SOTA stacks (vLLM, TensorRT-LLM, DeepSeek) put these on separate GPU pools and ship the KV-cache between them. The full disaggregation story:

purple = the KV-cache shipped between pools. Prefill is compute-bound and bursty; decode is memory-bandwidth-bound and sustained — distinct curves, so SOTA stacks give each its own GPU pool.

Stage 4 — Continuous Batching — why fixed batches waste the GPU

In autoregressive decode, requests finish at different times. A fixed batch waits for the SLOWEST sequence — short replies sit idle, GPU slots wasted.

Fixed: take a batch, run until all done, then take the next. The one 500-token reply holds 99 finished 5-token replies hostage.
Continuous: each token step, evict finished sequences and admit waiting ones into the freed KV slots. Batch composition changes every step; the GPU stays full.

green = active sequences · dashed = wasted idle slots under fixed batching · indigo = waiting requests admitted into freed KV slots the moment a sequence finishes. The GPU stays full instead of waiting on the straggler.

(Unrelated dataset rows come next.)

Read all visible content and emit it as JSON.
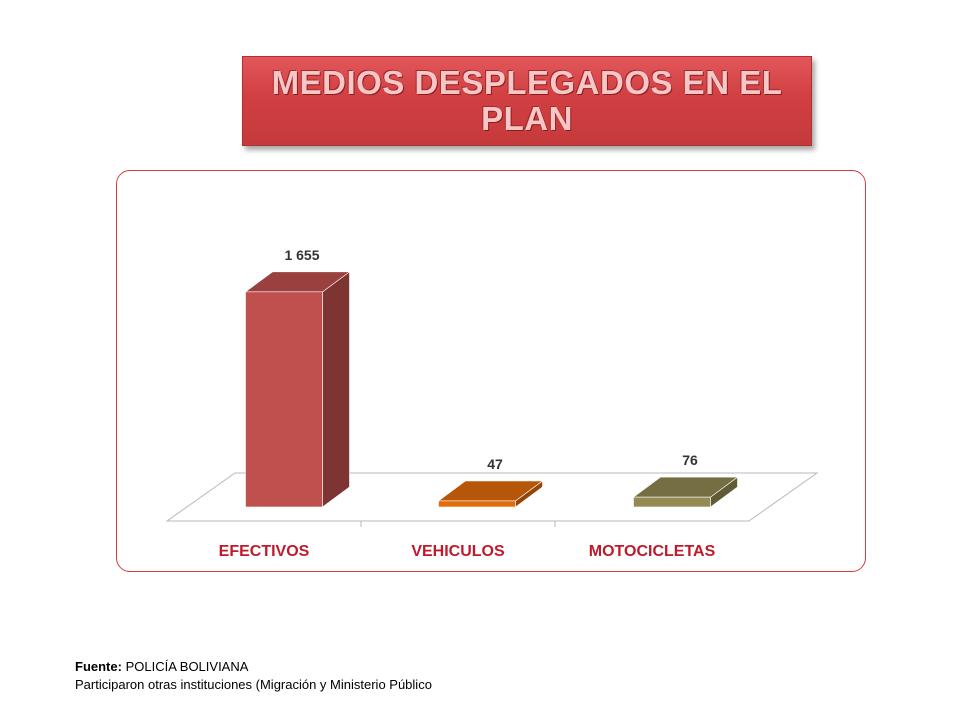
{
  "title": "MEDIOS DESPLEGADOS  EN EL PLAN",
  "chart_data": {
    "type": "bar",
    "categories": [
      "EFECTIVOS",
      "VEHICULOS",
      "MOTOCICLETAS"
    ],
    "values": [
      1655,
      47,
      76
    ],
    "value_labels": [
      "1 655",
      "47",
      "76"
    ],
    "colors": [
      "#c0504d",
      "#e46c0a",
      "#948a54"
    ],
    "ylim": [
      0,
      1700
    ],
    "grid": false,
    "legend": "none"
  },
  "footer": {
    "source_label": "Fuente:",
    "source_value": "POLICÍA BOLIVIANA",
    "note": "Participaron otras instituciones (Migración y Ministerio Público"
  }
}
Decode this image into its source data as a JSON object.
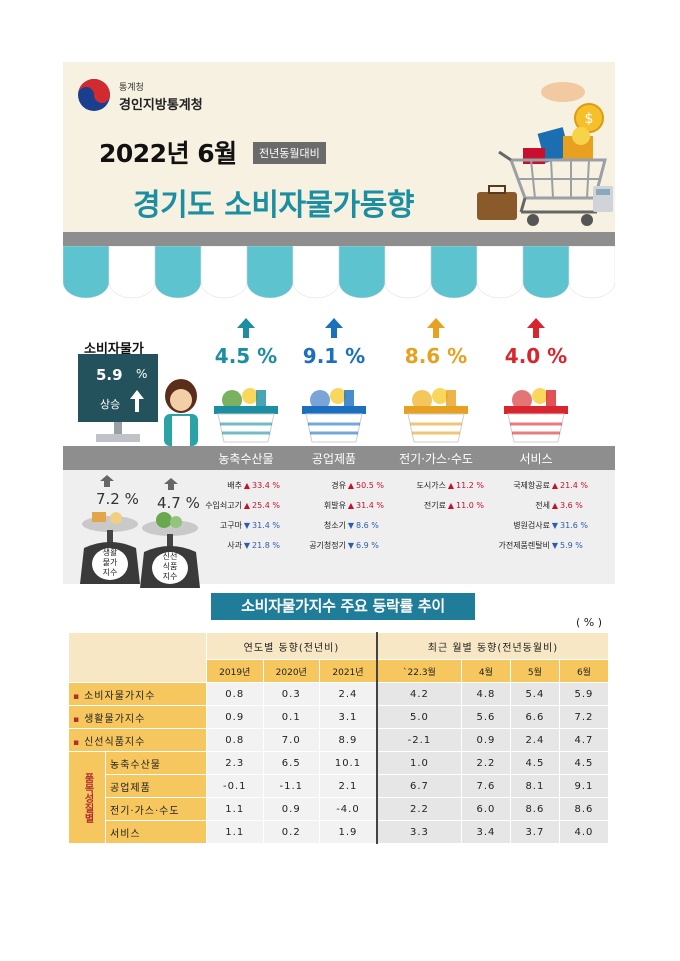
{
  "header": {
    "org_small": "통계청",
    "org_name": "경인지방통계청",
    "year_month": "2022년 6월",
    "period_badge": "전년동월대비",
    "title": "경기도 소비자물가동향"
  },
  "cpi": {
    "label": "소비자물가",
    "value": "5.9",
    "unit": "%",
    "direction": "상승"
  },
  "categories": [
    {
      "name": "농축수산물",
      "value": "4.5 %",
      "color": "#1b8ea1",
      "items": [
        {
          "name": "배추",
          "dir": "up",
          "value": "33.4 %"
        },
        {
          "name": "수입쇠고기",
          "dir": "up",
          "value": "25.4 %"
        },
        {
          "name": "고구마",
          "dir": "down",
          "value": "31.4 %"
        },
        {
          "name": "사과",
          "dir": "down",
          "value": "21.8 %"
        }
      ]
    },
    {
      "name": "공업제품",
      "value": "9.1 %",
      "color": "#1a6fbf",
      "items": [
        {
          "name": "경유",
          "dir": "up",
          "value": "50.5 %"
        },
        {
          "name": "휘발유",
          "dir": "up",
          "value": "31.4 %"
        },
        {
          "name": "청소기",
          "dir": "down",
          "value": "8.6 %"
        },
        {
          "name": "공기청정기",
          "dir": "down",
          "value": "6.9 %"
        }
      ]
    },
    {
      "name": "전기·가스·수도",
      "value": "8.6 %",
      "color": "#e8a020",
      "items": [
        {
          "name": "도시가스",
          "dir": "up",
          "value": "11.2 %"
        },
        {
          "name": "전기료",
          "dir": "up",
          "value": "11.0 %"
        }
      ]
    },
    {
      "name": "서비스",
      "value": "4.0 %",
      "color": "#d9262e",
      "items": [
        {
          "name": "국제항공료",
          "dir": "up",
          "value": "21.4 %"
        },
        {
          "name": "전세",
          "dir": "up",
          "value": "3.6 %"
        },
        {
          "name": "병원검사료",
          "dir": "down",
          "value": "31.6 %"
        },
        {
          "name": "가전제품렌탈비",
          "dir": "down",
          "value": "5.9 %"
        }
      ]
    }
  ],
  "sub_indices": {
    "living": {
      "value": "7.2 %",
      "label_lines": [
        "생활",
        "물가",
        "지수"
      ]
    },
    "fresh": {
      "value": "4.7 %",
      "label_lines": [
        "신선",
        "식품",
        "지수"
      ]
    }
  },
  "table": {
    "title": "소비자물가지수 주요 등락률 추이",
    "unit": "( % )",
    "group_yearly": "연도별 동향(전년비)",
    "group_monthly": "최근 월별 동향(전년동월비)",
    "columns": [
      "2019년",
      "2020년",
      "2021년",
      "`22.3월",
      "4월",
      "5월",
      "6월"
    ],
    "group_label": "품목성질별",
    "rows": [
      {
        "label": "소비자물가지수",
        "values": [
          "0.8",
          "0.3",
          "2.4",
          "4.2",
          "4.8",
          "5.4",
          "5.9"
        ]
      },
      {
        "label": "생활물가지수",
        "values": [
          "0.9",
          "0.1",
          "3.1",
          "5.0",
          "5.6",
          "6.6",
          "7.2"
        ]
      },
      {
        "label": "신선식품지수",
        "values": [
          "0.8",
          "7.0",
          "8.9",
          "-2.1",
          "0.9",
          "2.4",
          "4.7"
        ]
      },
      {
        "label": "농축수산물",
        "values": [
          "2.3",
          "6.5",
          "10.1",
          "1.0",
          "2.2",
          "4.5",
          "4.5"
        ]
      },
      {
        "label": "공업제품",
        "values": [
          "-0.1",
          "-1.1",
          "2.1",
          "6.7",
          "7.6",
          "8.1",
          "9.1"
        ]
      },
      {
        "label": "전기·가스·수도",
        "values": [
          "1.1",
          "0.9",
          "-4.0",
          "2.2",
          "6.0",
          "8.6",
          "8.6"
        ]
      },
      {
        "label": "서비스",
        "values": [
          "1.1",
          "0.2",
          "1.9",
          "3.3",
          "3.4",
          "3.7",
          "4.0"
        ]
      }
    ]
  },
  "colors": {
    "teal": "#1b8ea1",
    "dark_teal": "#24525c",
    "header_bg": "#f7f1e1",
    "band_gray": "#8e8e8e",
    "table_header": "#f6c75e",
    "table_title": "#1f7d99"
  }
}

The code's continuous_batching_demo() proves it on slot occupancy with mixed output lengths:

The Progression To Say Out Loud

Four moves, in order

Start: size + timer batcher — throughput vs tail-latency knob.
Then: capacity is memory, not headcount → admit by token budget, because inputs are variable-length.
Then: disaggregate stages with distinct profiles → CPU tokenize pool, GPU prefill pool, GPU decode pool, CPU detok. Each scales on its own curve; cost is one hop per split.
Then: continuous batching — fixed batches waste the GPU waiting on the slowest sequence; admit/evict per token step instead.

One-liner per axis: tokenize scales with request rate · prefill scales with prompt length · decode scales with concurrent sequences × output length. Different curves → different pools. And the binding capacity everywhere downstream of tokenize is KV-cache bytes, which is why a token — not a request — is the unit of work.